Combined JARs: uber-jars, mega-jars and fat-jars​

Java code is typically packaged and redistributed as pre-compiled .class files assembled in one or more JAR libraries. Open source Java libraries are commonly downloaded at build time from a repository such as Maven (either a private or the Maven Central public repository).

The process of creating a Combined JAR is to combine the .class files from all of the third-party dependency JARs together with proprietary-licensed .class files in a single JAR. This larger Combined JAR mixes open source (and possibly Copyleft-licensed code) and proprietary code in a single JAR.

Creating larger Combined JARs is typically automated as part of a product build. Maven-based build plugins and tools include Maven Shade, one-jar, fat jar and others.

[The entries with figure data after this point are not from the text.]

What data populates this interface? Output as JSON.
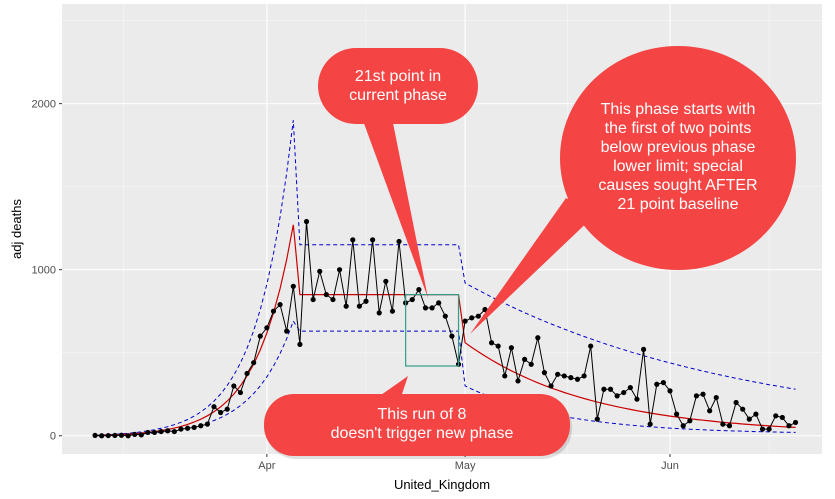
{
  "chart_data": {
    "type": "line",
    "xlabel": "United_Kingdom",
    "ylabel": "adj deaths",
    "x_range": [
      "2020-03-01",
      "2020-06-24"
    ],
    "ylim": [
      -110,
      2600
    ],
    "y_ticks": [
      0,
      1000,
      2000
    ],
    "x_ticks": [
      {
        "date": "2020-04-01",
        "label": "Apr"
      },
      {
        "date": "2020-05-01",
        "label": "May"
      },
      {
        "date": "2020-06-01",
        "label": "Jun"
      }
    ],
    "grid": true,
    "background": "#EBEBEB",
    "colors": {
      "data": "#000000",
      "center": "#CC0000",
      "limits": "#0000CC",
      "highlight": "#2E9E8A",
      "callout": "#F44444"
    },
    "start_date": "2020-03-06",
    "series": [
      {
        "style": "points-and-line",
        "values": [
          2,
          0,
          1,
          2,
          3,
          0,
          8,
          5,
          20,
          20,
          25,
          30,
          25,
          40,
          45,
          50,
          60,
          70,
          175,
          140,
          160,
          300,
          260,
          375,
          440,
          600,
          650,
          750,
          790,
          630,
          900,
          550,
          1290,
          820,
          990,
          850,
          820,
          1000,
          780,
          1180,
          780,
          810,
          1180,
          740,
          930,
          750,
          1170,
          800,
          820,
          880,
          770,
          770,
          800,
          720,
          600,
          430,
          690,
          710,
          720,
          760,
          560,
          540,
          360,
          530,
          330,
          460,
          430,
          590,
          380,
          300,
          370,
          360,
          350,
          340,
          360,
          540,
          100,
          280,
          280,
          240,
          260,
          290,
          220,
          520,
          70,
          310,
          320,
          270,
          130,
          60,
          90,
          240,
          250,
          150,
          230,
          70,
          60,
          200,
          160,
          100,
          130,
          40,
          40,
          120,
          110,
          60,
          80
        ]
      },
      {
        "name": "center",
        "phases": [
          {
            "start": "2020-03-06",
            "end": "2020-04-05",
            "style": "exponential",
            "from": 1,
            "to": 1270
          },
          {
            "start": "2020-04-06",
            "end": "2020-04-30",
            "style": "flat",
            "value": 850
          },
          {
            "start": "2020-05-01",
            "end": "2020-06-20",
            "style": "decay",
            "from": 560,
            "to": 50
          }
        ]
      },
      {
        "name": "limits",
        "upper": [
          {
            "start": "2020-03-06",
            "end": "2020-04-05",
            "style": "exponential",
            "from": 3,
            "to": 1900
          },
          {
            "start": "2020-04-06",
            "end": "2020-04-30",
            "style": "flat",
            "value": 1150
          },
          {
            "start": "2020-05-01",
            "end": "2020-06-20",
            "style": "decay",
            "from": 920,
            "to": 280
          }
        ],
        "lower": [
          {
            "start": "2020-03-06",
            "end": "2020-04-05",
            "style": "exponential",
            "from": 0,
            "to": 690
          },
          {
            "start": "2020-04-06",
            "end": "2020-04-30",
            "style": "flat",
            "value": 630
          },
          {
            "start": "2020-05-01",
            "end": "2020-06-20",
            "style": "decay",
            "from": 300,
            "to": 20
          }
        ]
      }
    ],
    "highlight_box": {
      "x": [
        "2020-04-22",
        "2020-04-30"
      ],
      "y": [
        420,
        850
      ]
    },
    "annotations": [
      "21st point in\ncurrent phase",
      "This phase starts with\nthe first of two points\nbelow previous phase\nlower limit; special\ncauses sought AFTER\n21 point baseline",
      "This run of 8\ndoesn't trigger new phase"
    ]
  }
}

In most cases, this is an addition to the build that is easily reversed to revert to a multi-jar deployment approach. The technical purpose of building a Combined JAR may be to:

• Simplify the deployment or configuration of some larger Java applications by reducing the number of .jar libraries to be deployed.
• Simplify runtime configuration. In particular the Java class paths do not need to be configured to reference the dependencies since they are all contained in a single executable library.
• Accelerate initial loading of the application in the JVM where startup time is critical for the application. This acceleration is likely to be minimal.

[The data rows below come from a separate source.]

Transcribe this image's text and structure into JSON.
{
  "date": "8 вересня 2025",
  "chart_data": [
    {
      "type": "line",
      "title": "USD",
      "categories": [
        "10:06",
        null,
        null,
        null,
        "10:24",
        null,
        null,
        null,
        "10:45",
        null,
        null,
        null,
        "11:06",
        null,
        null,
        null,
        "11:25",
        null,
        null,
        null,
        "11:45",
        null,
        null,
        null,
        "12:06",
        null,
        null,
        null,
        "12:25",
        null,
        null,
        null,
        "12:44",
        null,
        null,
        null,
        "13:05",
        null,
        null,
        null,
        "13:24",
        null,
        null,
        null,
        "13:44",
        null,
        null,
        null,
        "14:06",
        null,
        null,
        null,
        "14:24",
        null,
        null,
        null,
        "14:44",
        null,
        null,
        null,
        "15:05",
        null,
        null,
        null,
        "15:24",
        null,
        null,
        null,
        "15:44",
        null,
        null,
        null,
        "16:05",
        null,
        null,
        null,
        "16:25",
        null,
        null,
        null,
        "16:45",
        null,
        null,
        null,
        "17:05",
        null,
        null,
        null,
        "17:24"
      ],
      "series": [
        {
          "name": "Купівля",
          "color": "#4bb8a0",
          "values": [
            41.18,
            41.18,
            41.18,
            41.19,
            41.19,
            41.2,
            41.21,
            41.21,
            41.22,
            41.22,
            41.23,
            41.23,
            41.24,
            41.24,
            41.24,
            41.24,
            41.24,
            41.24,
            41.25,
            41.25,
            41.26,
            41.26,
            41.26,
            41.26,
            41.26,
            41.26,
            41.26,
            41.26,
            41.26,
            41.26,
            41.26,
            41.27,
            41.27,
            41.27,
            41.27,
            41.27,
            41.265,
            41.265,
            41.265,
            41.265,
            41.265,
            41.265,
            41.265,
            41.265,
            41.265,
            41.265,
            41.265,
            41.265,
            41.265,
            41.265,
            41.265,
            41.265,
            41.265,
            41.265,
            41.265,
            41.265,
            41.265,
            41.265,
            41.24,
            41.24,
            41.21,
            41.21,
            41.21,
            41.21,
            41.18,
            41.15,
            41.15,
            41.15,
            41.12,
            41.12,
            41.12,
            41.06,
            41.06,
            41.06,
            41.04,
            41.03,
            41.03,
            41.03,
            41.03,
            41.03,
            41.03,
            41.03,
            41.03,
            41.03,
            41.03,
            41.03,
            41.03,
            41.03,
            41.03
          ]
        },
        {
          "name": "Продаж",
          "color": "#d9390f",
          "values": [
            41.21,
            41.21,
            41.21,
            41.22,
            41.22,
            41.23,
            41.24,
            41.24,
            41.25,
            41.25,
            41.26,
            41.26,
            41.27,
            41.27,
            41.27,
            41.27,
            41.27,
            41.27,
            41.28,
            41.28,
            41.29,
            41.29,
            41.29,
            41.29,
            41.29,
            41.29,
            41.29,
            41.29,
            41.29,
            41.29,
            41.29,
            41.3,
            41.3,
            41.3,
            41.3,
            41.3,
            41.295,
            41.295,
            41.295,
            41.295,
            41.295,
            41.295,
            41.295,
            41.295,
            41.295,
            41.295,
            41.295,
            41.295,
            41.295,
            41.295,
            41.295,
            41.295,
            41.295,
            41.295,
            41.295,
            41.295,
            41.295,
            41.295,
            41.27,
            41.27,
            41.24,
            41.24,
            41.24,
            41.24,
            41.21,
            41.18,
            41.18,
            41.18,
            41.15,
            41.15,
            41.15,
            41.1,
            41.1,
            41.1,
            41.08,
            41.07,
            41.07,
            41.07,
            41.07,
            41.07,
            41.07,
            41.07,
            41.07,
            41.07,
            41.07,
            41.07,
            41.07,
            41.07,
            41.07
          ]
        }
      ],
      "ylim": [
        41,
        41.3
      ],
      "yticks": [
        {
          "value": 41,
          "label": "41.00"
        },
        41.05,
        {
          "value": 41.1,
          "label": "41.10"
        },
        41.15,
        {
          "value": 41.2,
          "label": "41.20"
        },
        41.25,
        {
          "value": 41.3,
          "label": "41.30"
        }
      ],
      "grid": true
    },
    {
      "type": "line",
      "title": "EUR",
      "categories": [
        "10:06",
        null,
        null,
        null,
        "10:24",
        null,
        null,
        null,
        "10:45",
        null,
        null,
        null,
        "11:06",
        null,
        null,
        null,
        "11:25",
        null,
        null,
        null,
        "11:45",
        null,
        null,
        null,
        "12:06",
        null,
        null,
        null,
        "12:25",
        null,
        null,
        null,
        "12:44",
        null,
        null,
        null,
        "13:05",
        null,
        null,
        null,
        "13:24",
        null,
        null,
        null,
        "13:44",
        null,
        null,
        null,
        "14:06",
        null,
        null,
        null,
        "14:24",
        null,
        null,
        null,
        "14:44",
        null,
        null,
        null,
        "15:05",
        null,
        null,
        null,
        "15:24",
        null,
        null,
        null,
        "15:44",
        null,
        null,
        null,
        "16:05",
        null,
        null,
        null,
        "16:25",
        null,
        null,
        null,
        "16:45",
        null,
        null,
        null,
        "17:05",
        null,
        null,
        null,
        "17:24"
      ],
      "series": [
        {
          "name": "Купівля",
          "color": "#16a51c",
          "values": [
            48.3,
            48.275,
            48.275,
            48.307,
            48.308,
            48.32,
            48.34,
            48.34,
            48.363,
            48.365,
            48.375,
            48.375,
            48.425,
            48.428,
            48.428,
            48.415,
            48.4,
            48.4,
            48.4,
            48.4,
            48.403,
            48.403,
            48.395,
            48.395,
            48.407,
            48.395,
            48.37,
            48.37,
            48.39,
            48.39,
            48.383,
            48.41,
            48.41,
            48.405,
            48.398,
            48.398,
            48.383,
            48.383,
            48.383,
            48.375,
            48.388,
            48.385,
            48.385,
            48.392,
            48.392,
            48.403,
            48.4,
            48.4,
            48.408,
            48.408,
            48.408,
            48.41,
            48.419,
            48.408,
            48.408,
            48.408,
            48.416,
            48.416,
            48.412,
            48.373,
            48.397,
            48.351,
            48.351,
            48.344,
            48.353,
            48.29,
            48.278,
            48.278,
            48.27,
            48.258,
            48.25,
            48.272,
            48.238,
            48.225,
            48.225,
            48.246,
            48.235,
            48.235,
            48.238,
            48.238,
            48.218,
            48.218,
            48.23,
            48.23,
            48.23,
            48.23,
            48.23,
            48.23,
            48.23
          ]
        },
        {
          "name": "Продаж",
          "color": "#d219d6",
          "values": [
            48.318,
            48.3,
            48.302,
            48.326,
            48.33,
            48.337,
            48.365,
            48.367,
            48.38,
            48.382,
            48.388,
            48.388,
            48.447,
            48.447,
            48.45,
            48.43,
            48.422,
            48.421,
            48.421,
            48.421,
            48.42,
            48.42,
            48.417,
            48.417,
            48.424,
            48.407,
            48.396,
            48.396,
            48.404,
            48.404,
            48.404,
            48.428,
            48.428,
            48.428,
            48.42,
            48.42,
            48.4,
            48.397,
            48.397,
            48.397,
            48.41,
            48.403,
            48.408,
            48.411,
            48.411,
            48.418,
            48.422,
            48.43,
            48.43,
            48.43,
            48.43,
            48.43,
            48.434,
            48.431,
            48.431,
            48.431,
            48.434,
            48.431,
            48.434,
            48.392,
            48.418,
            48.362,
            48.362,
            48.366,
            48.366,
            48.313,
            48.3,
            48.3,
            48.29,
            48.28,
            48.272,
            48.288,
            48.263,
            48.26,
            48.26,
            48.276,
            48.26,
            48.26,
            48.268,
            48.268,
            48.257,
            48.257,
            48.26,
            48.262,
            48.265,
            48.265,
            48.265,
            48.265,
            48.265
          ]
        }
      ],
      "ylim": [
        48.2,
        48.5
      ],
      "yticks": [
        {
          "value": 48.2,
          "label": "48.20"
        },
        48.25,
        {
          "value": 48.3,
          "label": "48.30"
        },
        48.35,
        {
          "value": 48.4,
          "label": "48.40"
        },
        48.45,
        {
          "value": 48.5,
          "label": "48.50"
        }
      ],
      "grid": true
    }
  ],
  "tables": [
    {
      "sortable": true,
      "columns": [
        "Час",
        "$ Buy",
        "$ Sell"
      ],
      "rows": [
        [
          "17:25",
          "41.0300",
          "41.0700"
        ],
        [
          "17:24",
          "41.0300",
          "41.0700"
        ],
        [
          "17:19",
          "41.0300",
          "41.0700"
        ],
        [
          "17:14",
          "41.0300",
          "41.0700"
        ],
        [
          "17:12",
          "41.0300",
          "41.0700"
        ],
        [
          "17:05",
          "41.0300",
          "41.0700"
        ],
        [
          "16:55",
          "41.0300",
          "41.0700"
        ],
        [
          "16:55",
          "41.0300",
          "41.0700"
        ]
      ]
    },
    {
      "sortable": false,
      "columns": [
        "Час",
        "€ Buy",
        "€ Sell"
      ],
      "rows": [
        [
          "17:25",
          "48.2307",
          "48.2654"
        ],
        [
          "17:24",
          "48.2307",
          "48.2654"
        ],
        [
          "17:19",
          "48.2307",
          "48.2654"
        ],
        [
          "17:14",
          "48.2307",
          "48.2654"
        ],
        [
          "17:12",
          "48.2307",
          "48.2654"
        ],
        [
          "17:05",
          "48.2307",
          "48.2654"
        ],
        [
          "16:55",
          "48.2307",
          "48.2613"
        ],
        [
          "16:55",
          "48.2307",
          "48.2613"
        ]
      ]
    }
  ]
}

In addition to the Copyleft interaction issues outlined above, some other disadvantages of using Combined JARs are:

• In the process of creating a Combined JAR, some common files with the same name and path (such as NOTICE, LICENSE) may be overwritten in a Combined JAR. Only one copy of each such file will exist in the Combined JAR. The terms of most open source licenses do not permit you to remove license or notice files.
• The repackaging of un-modified JARs in a Combined JAR could be considered to be a modification. Most Copyleft licenses require you to track and document changes so this repackaging may require additional documentation work for the product team.
• Tracing the package-version of an individual third-party component included in a Combined JAR may be difficult, which in turn may make it difficult to comply with Copyleft license conditions that require an offer to redistribute package-version-specific source code.
• When updating software, the entire Combined JAR will need to be rebuilt even if most individual third-party packages are unchanged. In particular if a single third-party component JAR needs to be updated for a vulnerability, bug or new feature fix, then the whole Combined JAR need to be redistributed to customers.
• If several larger Combined JARs are created in a product, the resulting size of the executables may be larger, as the contents of every shared third-party JAR will be duplicated in each Combined JAR instead of being shared across modules. Thus, a Combined JAR can impede the possibility and flexibility of Java library reuse.

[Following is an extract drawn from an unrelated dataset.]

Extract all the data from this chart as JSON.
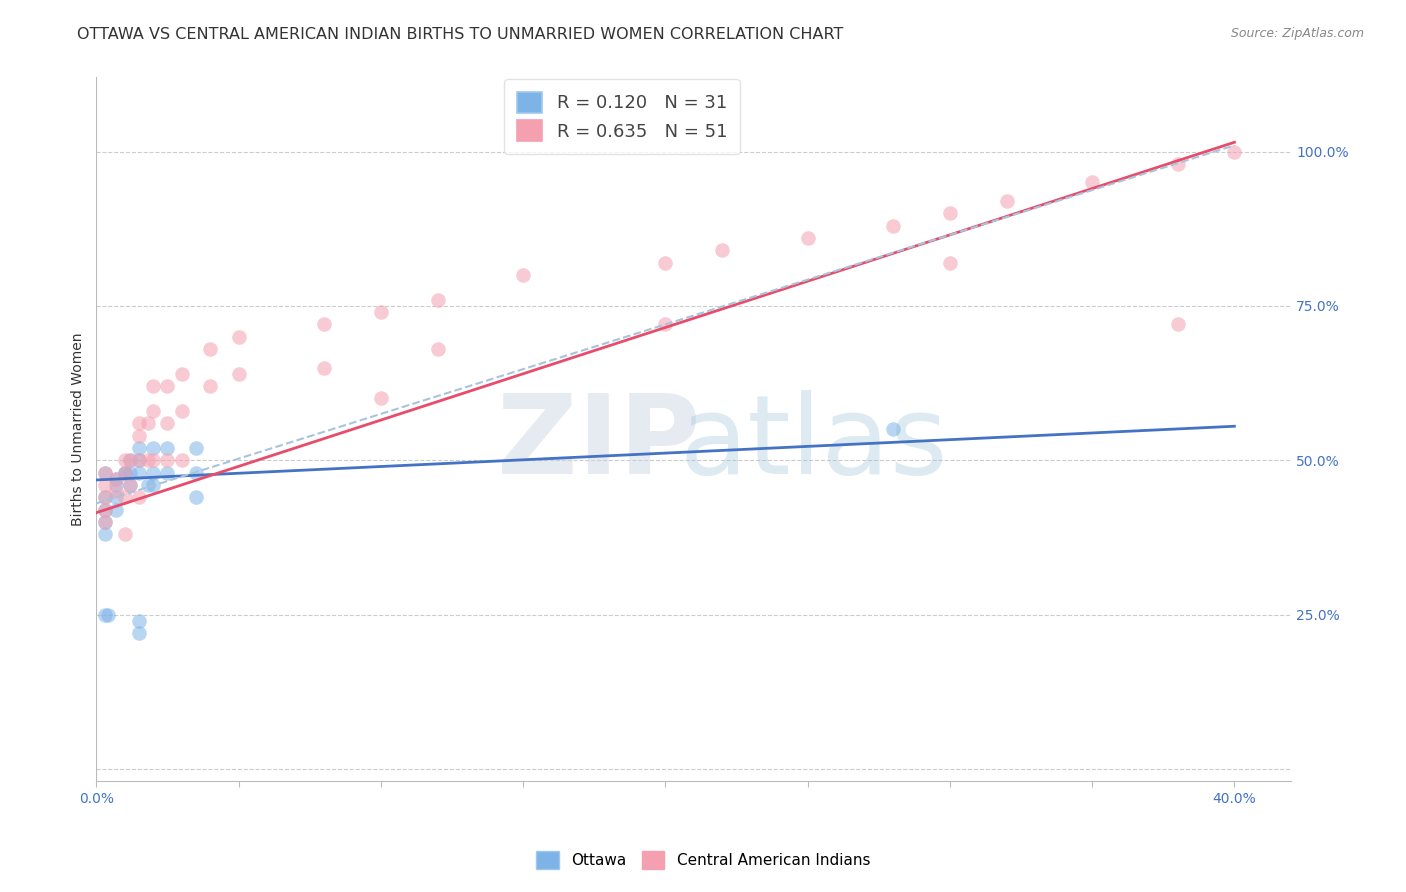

In general, Combined JARs are best suited for Deployment of Java applications in an internal system/IT- or SaaS-only use case where some of their benefits are measurable and there are fewer issues related to license compliance and Copyleft-licensed component interaction.

When used in a commercial product that is distributed in any way, the issues attached to larger combined JARs usually outweigh any technical benefits that they may offer.